Personally, I’d nominate for inclusion in our great founding documents Franklin’s 1754 immigration-restrictionist essay Observations Concerning the Increase of Mankind which gave first Malthus and then Darwin the inspiration for their theoretical breakthroughs. Darwin explained his theory of affordable family formation:

6. Land being thus plenty in America, and so cheap as that a labouring Man, that understands Husbandry, can in a short Time save Money enough to purchase a Piece of new Land sufficient for a Plantation, whereon he may subsist a Family; such are not afraid to marry; for if they even look far enough forward to consider how their Children when grown up are to be provided for, they see that more Land is to be had at Rates equally easy, all Circumstances considered.

7. Hence Marriages in America are more general, and more generally early, than in Europe.

But Isaacson, normally a very bright man, was so stumped by the implications of Franklin’s brilliant logic that he could only laugh nervously at what his hero was saying, scoff derisively, and quickly move on to more congenial aspects of Ben’s thought.

A. We’re about to enter our 250th birthday, and we’re so polarized that we’re not in the mood for a birthday party.
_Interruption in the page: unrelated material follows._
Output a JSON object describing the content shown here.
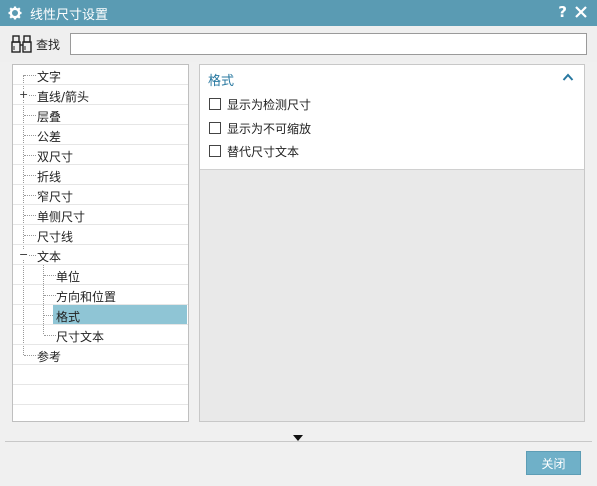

And I think it’s important for people to focus on what’s the mission of our country, what common values do we share, and maybe that’ll lower some of the temperature at least for a year, so that we can have a 250th celebration.

Q. The drafting committee made a number of important edits to the original text. Which ones were particularly meaningful?
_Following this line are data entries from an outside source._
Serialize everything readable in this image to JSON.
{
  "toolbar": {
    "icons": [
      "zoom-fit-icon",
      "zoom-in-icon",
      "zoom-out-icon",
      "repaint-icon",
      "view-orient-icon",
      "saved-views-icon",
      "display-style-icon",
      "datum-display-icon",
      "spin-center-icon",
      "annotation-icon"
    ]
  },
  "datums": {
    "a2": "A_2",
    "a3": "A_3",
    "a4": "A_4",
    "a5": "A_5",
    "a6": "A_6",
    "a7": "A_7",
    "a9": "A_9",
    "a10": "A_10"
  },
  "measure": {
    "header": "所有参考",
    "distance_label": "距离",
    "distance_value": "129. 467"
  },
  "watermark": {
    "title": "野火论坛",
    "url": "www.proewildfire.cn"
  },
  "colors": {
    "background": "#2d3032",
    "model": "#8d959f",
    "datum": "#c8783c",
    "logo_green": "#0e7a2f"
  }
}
A. Jefferson writes the first draft. He sends it over to Benjamin Franklin on Market Street in Philadelphia, and said, “Would the good Dr. Franklin, with his great wisdom, help improve this?”

Jefferson had started that second sentence by saying, “We hold these truths to be sacred.” And you see on that draft, the dark black slashes that Benjamin Franklin used when he was editing documents, and he changes “sacred” to “self-evident.” They were trying to create a new type of nation in which our rights were based on rationality, not on the dictates or dogma of a religion.

But then, Jefferson says that they’re “endowed with certain rights,” and John Adams puts “endowed by their Creator.” So, you can see just in those edits, our founders balancing the role of divine providence and the role of rationality in creating our rights.

I also went back to figure out what did Franklin mean by “self-evident”? You think, “Maybe that’s just a fancy way to say obvious?” No. Franklin had just been staying in Scotland at the home of David Hume, who had come up with the concept of certain truths that were true by reason or by definition, like “all bachelors are unmarried,” and those self-evident truths he built a philosophy on by contrasting them with synthetic truths, like “Philadelphia is bigger than Charleston.”

And so, you can see when they say people are equal, they don’t mean that they surveyed different people and said, “They’re all equal.” They say, it’s self-evident they’re equal because of the way we enter the social contract. Those were the things I was trying to explore.

I think it gives us some sense of common values that may make our discussion of history a little bit less disputatious, to use Franklin’s word.

Q. The phrase “all men are created equal” referred only to land-owning white men. Indeed, 41 of 56 of the signers enslaved people. How aware were the signers of the contradiction between this lofty statement and their own reality?

A. They were very aware of the contradiction, even Jefferson, who enslaved more than 400 people and didn’t free most of his slaves even when he died.

But I think they understood the sentence would not only endure, it would grow. It was an aspirational sentence. And of course, the horrible contradiction in the sentence is that Jefferson can write “all men are created equal” and still be an enslaver.

Who can forget Jefferson, braving malaria, wandering around Africa enslaving free Africans?